Published in " businessoffashion " Link to the Article
Years after Brandon Truaxe, the trailblazing beauty founder, passed away, his partner Riyadh Swedaan has launched a skincare collection in his name.
On the surface, there is very little that seems sentimental about Tursian, a new-to-market skincare brand that sells, among other things, a tube of Y-3 Youth Restore Serum Concentrate for the matter-of-fact price of $300. Perhaps that’s an advantage in the current beauty market, with customers increasingly choosing value over vibes.
The brand launched direct-to-consumer earlier this month with 20 products, each tagged with a letter and number denoting the product’s benefit; the $300 serum, Y-3, is the third step in the brand’s anti-aging routine, for example. There’s also a line for brightening (R for radiance) and another for hydration (P for reasons unclear). Its high-science messaging is dense enough to be impenetrable, hence the easy-to-read numbers and letters. But there are few recognisable ingredients; not even a drop of hyaluronic acid. Its Y-3 serum is made with a cocktail of peptides and a muscle relaxant derived from the paracress herb.
Then you dig deeper, and the feeling starts to flow. Tursian’s founder, Riyadh Swedaan, was a former employee of the Canadian beauty brand Deciem, and more significantly the long-term partner of its late founder, Brandon Truaxe. Swedaan said that the brand name Tursian is a variation on a name Truaxe had before he moved to Canada from Iran in the mid-1990s. The brand’s capital T logo has an intentional slice removed.
“Brandon is the missing piece,” Swedaan told The Business of Beauty
Skin, Deeper
Swedaan met Truaxe in 2008 when the former moved to Toronto from Iraq for pharmaceutical school, five years before Truaxe would endeavour to launch 10 beauty brands under a parent company called Deciem. The entrepreneur’s legacy in beauty can be felt not only in the continued blockbuster success of brands like The Ordinary but in his commitment to transparency in skincare pricing.
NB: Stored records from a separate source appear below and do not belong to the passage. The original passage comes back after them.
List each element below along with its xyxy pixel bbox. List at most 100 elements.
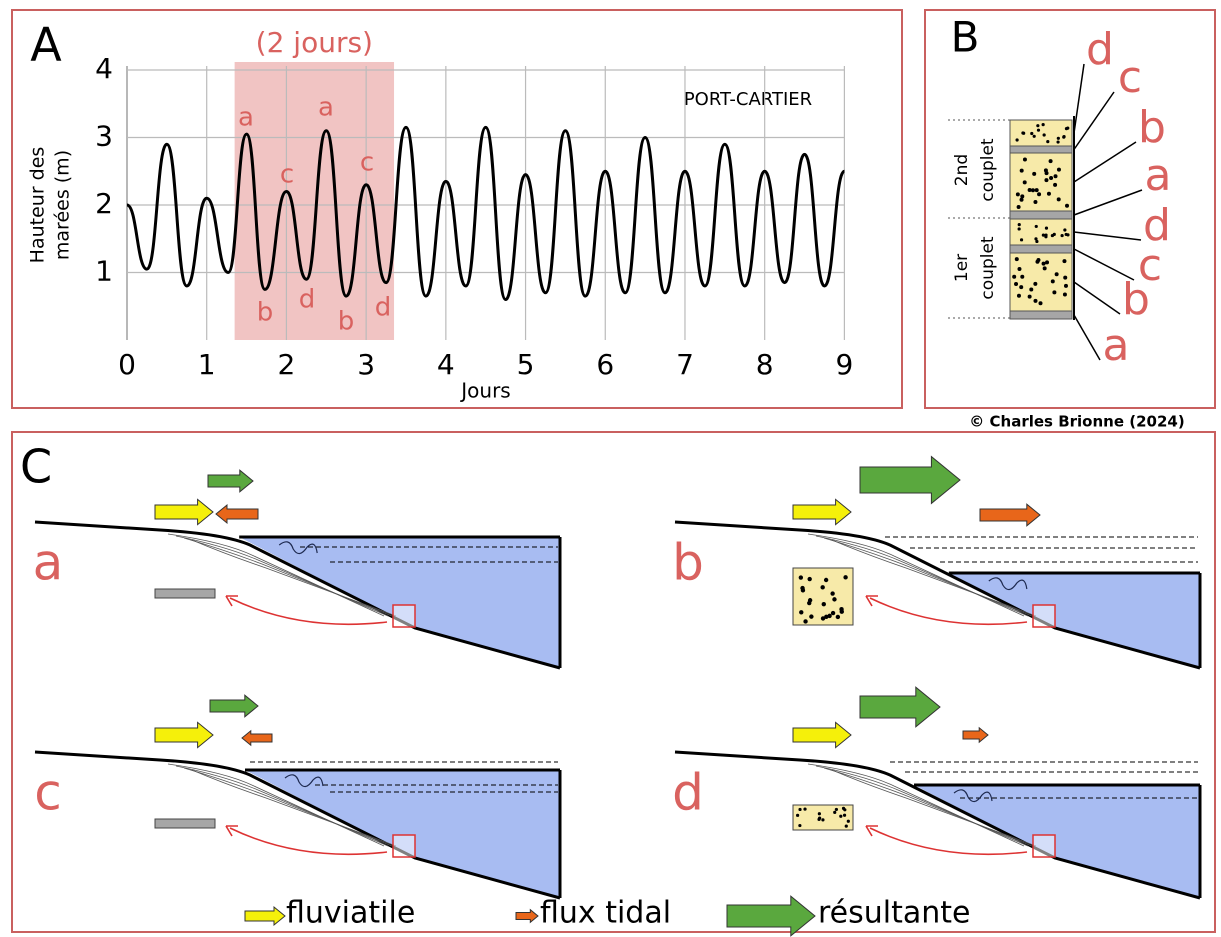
sediment-layer [1009, 145, 1073, 154]
curve-annotation: b [257, 298, 274, 328]
legend-label: fluviatile [286, 896, 415, 931]
scenario-label: c [34, 764, 62, 822]
leader-line [1073, 141, 1137, 183]
grain [1020, 194, 1025, 199]
couplet-label: 1er [952, 254, 972, 282]
grain [823, 577, 829, 583]
grain [1027, 294, 1032, 299]
leader-line [1073, 91, 1115, 150]
grain [1056, 167, 1061, 172]
scenario-label: a [33, 534, 64, 592]
grain [1050, 279, 1055, 284]
grain [844, 824, 848, 828]
sediment-layer [1009, 218, 1073, 246]
grain [1019, 285, 1024, 290]
grain [1054, 272, 1059, 277]
panel-c-frame [11, 431, 1216, 933]
grain [1062, 135, 1066, 139]
couplet-label: couplet [978, 138, 998, 201]
grain [1056, 140, 1060, 144]
grain [824, 614, 829, 620]
grain [1036, 257, 1041, 262]
strata [167, 533, 385, 617]
transport-arrow-head [865, 595, 878, 607]
panel-label: A [30, 18, 62, 72]
grain [1063, 228, 1067, 232]
grain [1044, 226, 1049, 230]
grain [798, 575, 804, 580]
grain [1016, 204, 1021, 209]
grain [817, 812, 821, 816]
grain [1034, 224, 1038, 229]
grain [1041, 233, 1045, 237]
grain [803, 619, 808, 624]
flow-arrow [209, 694, 259, 718]
transport-arrow [869, 597, 1028, 626]
flow-arrow [859, 686, 941, 728]
grain [839, 814, 843, 818]
grain [1041, 123, 1045, 127]
grain [818, 816, 822, 820]
grain [846, 819, 850, 823]
strata [191, 539, 397, 617]
grain [1032, 171, 1037, 176]
couplet-label: 2nd [952, 154, 972, 186]
shoreline [674, 750, 1201, 900]
sediment-layer [1009, 244, 1073, 254]
sediment-layer [1009, 152, 1073, 212]
mud-bar [154, 818, 216, 829]
grain [799, 610, 804, 615]
turbulence [278, 541, 318, 555]
grain [809, 614, 814, 619]
flow-arrow [515, 908, 539, 924]
grain [1053, 182, 1058, 187]
flow-arrow [979, 503, 1041, 527]
grain [1037, 192, 1042, 197]
grain [1052, 232, 1056, 236]
layer-letter: b [1138, 102, 1166, 153]
flow-arrow [962, 726, 989, 744]
leader-line [1073, 248, 1135, 281]
flow-arrow [726, 895, 816, 937]
layer-letter: a [1103, 320, 1130, 371]
grain [1060, 233, 1064, 238]
grain [832, 597, 837, 602]
grain [1052, 290, 1057, 295]
leader-line [1073, 281, 1121, 315]
panel-label: B [951, 13, 980, 62]
grain [821, 818, 825, 822]
shoreline [34, 750, 561, 900]
curve-annotation: a [238, 103, 254, 133]
scenario [34, 750, 562, 900]
grain [1065, 203, 1070, 208]
grain [1038, 301, 1043, 306]
grain [1014, 282, 1019, 287]
strata [175, 765, 389, 847]
grain [1033, 298, 1038, 303]
flow-arrow [241, 729, 273, 747]
legend-label: résultante [818, 896, 971, 931]
grain [1020, 274, 1025, 279]
grain [820, 585, 825, 590]
grain [1053, 174, 1058, 179]
transport-arrow [229, 827, 388, 856]
x-tick-label: 2 [278, 348, 296, 381]
scenario [674, 750, 1202, 900]
grain [807, 600, 812, 606]
grain [1033, 281, 1038, 286]
leader-line [1073, 189, 1143, 216]
y-tick-label: 2 [95, 187, 113, 220]
flow-arrow [244, 905, 286, 927]
shoreline [674, 520, 1201, 670]
flow-arrow [154, 498, 214, 526]
strata [815, 765, 1029, 847]
scenario-label: b [672, 534, 704, 592]
scenario [674, 520, 1202, 670]
grain [1030, 131, 1034, 136]
grain [796, 813, 800, 817]
grain [1022, 131, 1026, 135]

According to Swedaan, he and Truaxe had long discussed Deciem’s approach to a luxury skincare brand, which would be something technology-minded — similar to Truaxe’s pet project Niod under the Deciem umbrella — but glossy, almost futuristic. Swedaan managed one of Deciem’s Toronto factories, but left the brand in 2020.
After three years of toiling on the formulas and details, he is ready to bring Tursian to life in his partner’s memory, investing handsomely in rare ingredients like antioxidant-rich Thai mushrooms or “velvet seaweed,” building labs in New Jersey and Dubai and stocking them with the latest and greatest manufacturing technology imported from Korea, Italy and the UK.
“We don’t include hyaluronic acid, or transamic acids, or alpha hydroxy acids or beta hydroxy acids,” Swedaan said.
Labour of Love
Even understanding the notoriously high-margin business of skincare, where companies are likely to spend more shipping a moisturiser than what goes into it, Tursian’s products are apparently, undeniably, expensively made.
Swedaan went on a world tour of ingredient suppliers, maxing out his passport twice; he boasts sourcing from Mexico, Iran, Morocco, Tunisia, Switzerland, the UK and Vietnam. “Every ingredient in the world,” he said, “We have it in our formulas.” Some of the products in the line were almost too efficacious; Swedaan had to temper down three serums after their active concentration accidentally qualified them as pharmaceuticalgrade.
Though Truaxe is often credited with giving ingredients prime billing in every aspect of beauty products, from social media to packaging, Tursian still faces stiff competition in prestige skincare. Swedaan hopes to elevate the brand beyond the competition by forgoing commonly used skincare ingredients as a point of pride.